Email “Hack” Tells University Students & Staff That U.S. President Vote Is “Tomorrow”

Here’s another email incident example to add to your files…

Computerworld reported yesterday that 35,000 folks on the George Mason University (GMU) email system received a hoax email on November 3rd telling them that the U.S. presidential election had been postponed to November 5th. And, oh by the way, the email came from the university provost’s office. Well, it DID come from his email account!

“The e-mail was sent by an unknown hacker who managed to gain access to a university list server using the provost’s user credentials.”

User credentials means the email account ID and the password.

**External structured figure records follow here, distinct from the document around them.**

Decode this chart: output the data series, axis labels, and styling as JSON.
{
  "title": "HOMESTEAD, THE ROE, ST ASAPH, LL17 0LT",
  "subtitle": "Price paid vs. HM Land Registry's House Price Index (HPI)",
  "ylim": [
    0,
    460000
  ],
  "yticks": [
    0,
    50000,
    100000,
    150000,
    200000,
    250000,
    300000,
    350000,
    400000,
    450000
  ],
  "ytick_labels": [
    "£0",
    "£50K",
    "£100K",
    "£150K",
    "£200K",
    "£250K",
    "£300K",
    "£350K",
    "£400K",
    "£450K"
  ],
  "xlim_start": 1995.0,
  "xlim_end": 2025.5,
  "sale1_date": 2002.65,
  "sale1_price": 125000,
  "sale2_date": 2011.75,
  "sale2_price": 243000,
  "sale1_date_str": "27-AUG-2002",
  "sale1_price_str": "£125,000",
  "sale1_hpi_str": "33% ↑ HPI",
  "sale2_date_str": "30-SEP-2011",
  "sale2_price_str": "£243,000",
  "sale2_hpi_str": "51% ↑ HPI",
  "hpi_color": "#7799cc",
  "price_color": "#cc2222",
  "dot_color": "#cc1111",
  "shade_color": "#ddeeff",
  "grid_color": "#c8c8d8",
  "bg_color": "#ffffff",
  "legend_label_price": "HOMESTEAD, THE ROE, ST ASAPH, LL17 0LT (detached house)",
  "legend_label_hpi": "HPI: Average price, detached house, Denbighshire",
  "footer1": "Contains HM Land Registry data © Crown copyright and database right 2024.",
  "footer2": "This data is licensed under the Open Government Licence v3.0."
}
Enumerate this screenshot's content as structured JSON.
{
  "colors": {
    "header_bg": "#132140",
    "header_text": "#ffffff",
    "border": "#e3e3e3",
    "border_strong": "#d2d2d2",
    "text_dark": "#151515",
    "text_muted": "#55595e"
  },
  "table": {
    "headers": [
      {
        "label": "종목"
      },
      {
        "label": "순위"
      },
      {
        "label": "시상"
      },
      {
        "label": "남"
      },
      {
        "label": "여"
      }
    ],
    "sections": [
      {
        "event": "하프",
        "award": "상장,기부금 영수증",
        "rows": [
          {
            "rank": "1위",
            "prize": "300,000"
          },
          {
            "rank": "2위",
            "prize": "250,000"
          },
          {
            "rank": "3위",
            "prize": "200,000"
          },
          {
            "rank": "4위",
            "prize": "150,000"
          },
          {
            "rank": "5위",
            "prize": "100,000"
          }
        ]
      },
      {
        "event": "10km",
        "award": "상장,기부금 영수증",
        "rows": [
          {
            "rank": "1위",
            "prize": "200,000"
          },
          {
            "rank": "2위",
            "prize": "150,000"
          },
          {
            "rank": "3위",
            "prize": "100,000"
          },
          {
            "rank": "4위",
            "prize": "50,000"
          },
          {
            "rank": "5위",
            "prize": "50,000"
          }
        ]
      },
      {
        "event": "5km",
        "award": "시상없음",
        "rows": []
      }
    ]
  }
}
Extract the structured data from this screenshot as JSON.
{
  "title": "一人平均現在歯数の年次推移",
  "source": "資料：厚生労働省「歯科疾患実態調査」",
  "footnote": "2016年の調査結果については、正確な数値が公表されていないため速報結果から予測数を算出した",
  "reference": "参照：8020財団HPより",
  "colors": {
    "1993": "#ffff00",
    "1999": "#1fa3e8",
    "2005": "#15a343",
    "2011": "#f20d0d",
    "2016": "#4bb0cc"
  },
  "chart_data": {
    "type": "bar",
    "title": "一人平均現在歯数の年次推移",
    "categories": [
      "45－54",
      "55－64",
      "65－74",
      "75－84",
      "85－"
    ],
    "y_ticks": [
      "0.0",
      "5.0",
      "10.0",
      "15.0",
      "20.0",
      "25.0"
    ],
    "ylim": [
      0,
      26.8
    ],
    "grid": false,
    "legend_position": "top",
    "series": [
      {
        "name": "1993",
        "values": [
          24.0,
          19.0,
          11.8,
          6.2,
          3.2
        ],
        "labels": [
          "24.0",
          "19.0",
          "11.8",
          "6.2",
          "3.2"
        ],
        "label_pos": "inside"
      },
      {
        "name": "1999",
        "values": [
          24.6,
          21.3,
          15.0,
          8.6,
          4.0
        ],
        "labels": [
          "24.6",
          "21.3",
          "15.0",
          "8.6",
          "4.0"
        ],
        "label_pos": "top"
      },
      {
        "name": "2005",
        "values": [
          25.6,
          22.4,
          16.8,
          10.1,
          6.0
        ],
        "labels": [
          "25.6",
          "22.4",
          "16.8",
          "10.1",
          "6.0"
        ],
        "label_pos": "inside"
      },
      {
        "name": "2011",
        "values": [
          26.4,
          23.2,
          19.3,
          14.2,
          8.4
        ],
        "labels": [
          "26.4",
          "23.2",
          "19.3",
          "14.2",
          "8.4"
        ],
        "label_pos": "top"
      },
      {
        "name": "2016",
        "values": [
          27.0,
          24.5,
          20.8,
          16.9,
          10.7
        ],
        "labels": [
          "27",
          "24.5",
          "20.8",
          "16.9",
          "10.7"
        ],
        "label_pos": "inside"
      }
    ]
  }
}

“It didn’t appear as though the person who sent the hoax e-mail had hacked into the system. Instead, the perpetrator appears to have used the provost’s credentials to gain access to it and send out the e-mail”

So, how did this happen?

  • Was it an insider who had obtained the provost’s email password because of poor security practices by the provost?
  • Was the provost’s email password easy to guess?
  • Was the provost’s computer connection “sniffed”…the keystrokes captured through any one of a number of widely available malicious code that can be loaded onto a computer, without the computer user’s knowledge, when security controls are poor or lacking?
  • Was it sent from one of the email server administrators who had authorized access to the email accounts?
  • Was it sent from someone the provost had told his email password to?

Besides looking for the “hacker” who sent the message, GMU should also do a security audit of their email systems, at a minimum, do determine where there are vulnerabilities and then fix them. Better yet, they should perform a vulnerability assessment in addition to a security program audit to determine how effective their entire security program is, identify the vulnerabilities and threats, and then mitigate the risks.